Equating the coefficients of like powers of $x$, $B=0$. But then there are two different values of $A$, which is impossible. Does it mean there exists no such $f(x)$? Or am I doing something wrong?
On
What you have here is a first-order differential equation. Letting $y=f(x)$, your equation is $$y'+y=\frac{1+3x+x^2}{\sqrt{1+x^2}}=:g(x)$$ There is quite a complete theory to deal with such differential equations. Try multiplying both sides by $e^x$ to find that $$e^x y'+e^xy=e^xg(x)$$ How can you simplify the left-hand side (think of the product rule)?

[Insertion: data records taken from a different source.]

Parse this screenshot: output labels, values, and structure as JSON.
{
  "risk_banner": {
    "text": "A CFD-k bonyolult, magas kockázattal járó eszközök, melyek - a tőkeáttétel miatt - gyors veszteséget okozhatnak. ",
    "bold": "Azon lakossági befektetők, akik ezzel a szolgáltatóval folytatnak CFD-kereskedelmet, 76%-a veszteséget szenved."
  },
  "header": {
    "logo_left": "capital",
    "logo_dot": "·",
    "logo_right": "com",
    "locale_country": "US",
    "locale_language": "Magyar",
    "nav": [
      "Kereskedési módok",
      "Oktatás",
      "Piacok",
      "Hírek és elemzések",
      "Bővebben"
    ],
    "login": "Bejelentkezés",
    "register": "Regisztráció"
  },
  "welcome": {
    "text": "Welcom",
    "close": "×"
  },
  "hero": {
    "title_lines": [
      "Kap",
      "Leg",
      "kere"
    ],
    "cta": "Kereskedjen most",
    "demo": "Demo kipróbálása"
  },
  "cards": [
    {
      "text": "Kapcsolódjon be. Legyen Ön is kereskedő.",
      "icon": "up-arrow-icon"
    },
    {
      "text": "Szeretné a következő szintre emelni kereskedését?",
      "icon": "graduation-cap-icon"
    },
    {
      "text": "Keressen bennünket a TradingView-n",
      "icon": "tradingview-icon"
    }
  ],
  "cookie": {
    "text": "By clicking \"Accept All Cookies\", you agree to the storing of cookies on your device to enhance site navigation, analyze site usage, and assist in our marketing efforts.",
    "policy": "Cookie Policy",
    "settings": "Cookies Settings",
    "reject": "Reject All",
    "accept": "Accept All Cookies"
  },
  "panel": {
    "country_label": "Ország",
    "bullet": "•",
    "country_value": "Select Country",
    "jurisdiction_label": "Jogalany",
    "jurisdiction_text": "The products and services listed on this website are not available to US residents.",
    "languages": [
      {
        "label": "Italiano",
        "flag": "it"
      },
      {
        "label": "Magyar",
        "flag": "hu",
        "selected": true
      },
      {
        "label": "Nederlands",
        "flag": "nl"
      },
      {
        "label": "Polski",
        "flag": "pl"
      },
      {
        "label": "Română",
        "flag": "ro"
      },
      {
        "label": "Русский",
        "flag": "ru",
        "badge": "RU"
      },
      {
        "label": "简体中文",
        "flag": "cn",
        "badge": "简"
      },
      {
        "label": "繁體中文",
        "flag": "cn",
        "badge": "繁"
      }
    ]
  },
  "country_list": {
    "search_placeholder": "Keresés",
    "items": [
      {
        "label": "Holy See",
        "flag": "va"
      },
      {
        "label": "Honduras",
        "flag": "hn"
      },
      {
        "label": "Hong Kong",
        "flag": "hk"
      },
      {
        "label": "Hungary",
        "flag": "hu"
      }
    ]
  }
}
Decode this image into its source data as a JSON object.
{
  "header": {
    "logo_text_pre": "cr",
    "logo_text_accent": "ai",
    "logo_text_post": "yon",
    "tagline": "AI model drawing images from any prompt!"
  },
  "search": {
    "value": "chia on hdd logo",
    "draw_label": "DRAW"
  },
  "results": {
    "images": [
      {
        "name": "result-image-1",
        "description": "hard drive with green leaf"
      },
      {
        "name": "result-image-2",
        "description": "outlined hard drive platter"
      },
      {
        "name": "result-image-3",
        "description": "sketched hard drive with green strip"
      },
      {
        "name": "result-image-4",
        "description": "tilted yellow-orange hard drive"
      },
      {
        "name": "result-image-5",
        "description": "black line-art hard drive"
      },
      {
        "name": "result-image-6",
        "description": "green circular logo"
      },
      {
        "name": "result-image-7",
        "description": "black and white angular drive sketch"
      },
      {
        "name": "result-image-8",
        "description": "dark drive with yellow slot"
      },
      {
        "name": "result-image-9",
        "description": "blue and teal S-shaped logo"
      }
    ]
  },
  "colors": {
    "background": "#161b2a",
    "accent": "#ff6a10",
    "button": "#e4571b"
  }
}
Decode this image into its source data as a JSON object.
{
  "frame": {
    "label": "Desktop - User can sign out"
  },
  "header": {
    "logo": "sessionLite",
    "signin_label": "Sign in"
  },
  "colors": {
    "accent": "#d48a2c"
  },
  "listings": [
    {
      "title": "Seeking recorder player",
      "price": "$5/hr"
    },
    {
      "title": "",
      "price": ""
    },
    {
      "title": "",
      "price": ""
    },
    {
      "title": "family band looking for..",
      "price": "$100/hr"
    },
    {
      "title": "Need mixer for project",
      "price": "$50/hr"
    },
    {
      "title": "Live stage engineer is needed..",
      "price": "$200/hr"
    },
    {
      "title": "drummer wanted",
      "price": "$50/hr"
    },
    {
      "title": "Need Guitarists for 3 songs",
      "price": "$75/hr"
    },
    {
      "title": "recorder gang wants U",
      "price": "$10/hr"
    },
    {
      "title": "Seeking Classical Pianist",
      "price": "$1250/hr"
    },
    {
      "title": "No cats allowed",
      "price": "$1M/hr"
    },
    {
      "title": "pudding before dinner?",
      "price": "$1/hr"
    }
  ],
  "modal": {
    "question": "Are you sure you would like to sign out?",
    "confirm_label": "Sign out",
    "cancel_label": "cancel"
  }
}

The given ODE is linear and after multiplying by $e^x$ we find that $$D(e^xf(x))=e^x(f(x)+f'(x))=\frac{(1+3x+x^2)e^x}{\sqrt{1+x^2}}$$ which implies that $$f(x)=f(0)+e^{-x}\int_0^x\frac{(1+3t+t^2)e^t}{\sqrt{1+t^2}}\,dt.$$ I think that the integral has no closed form. Where does this ODE come from?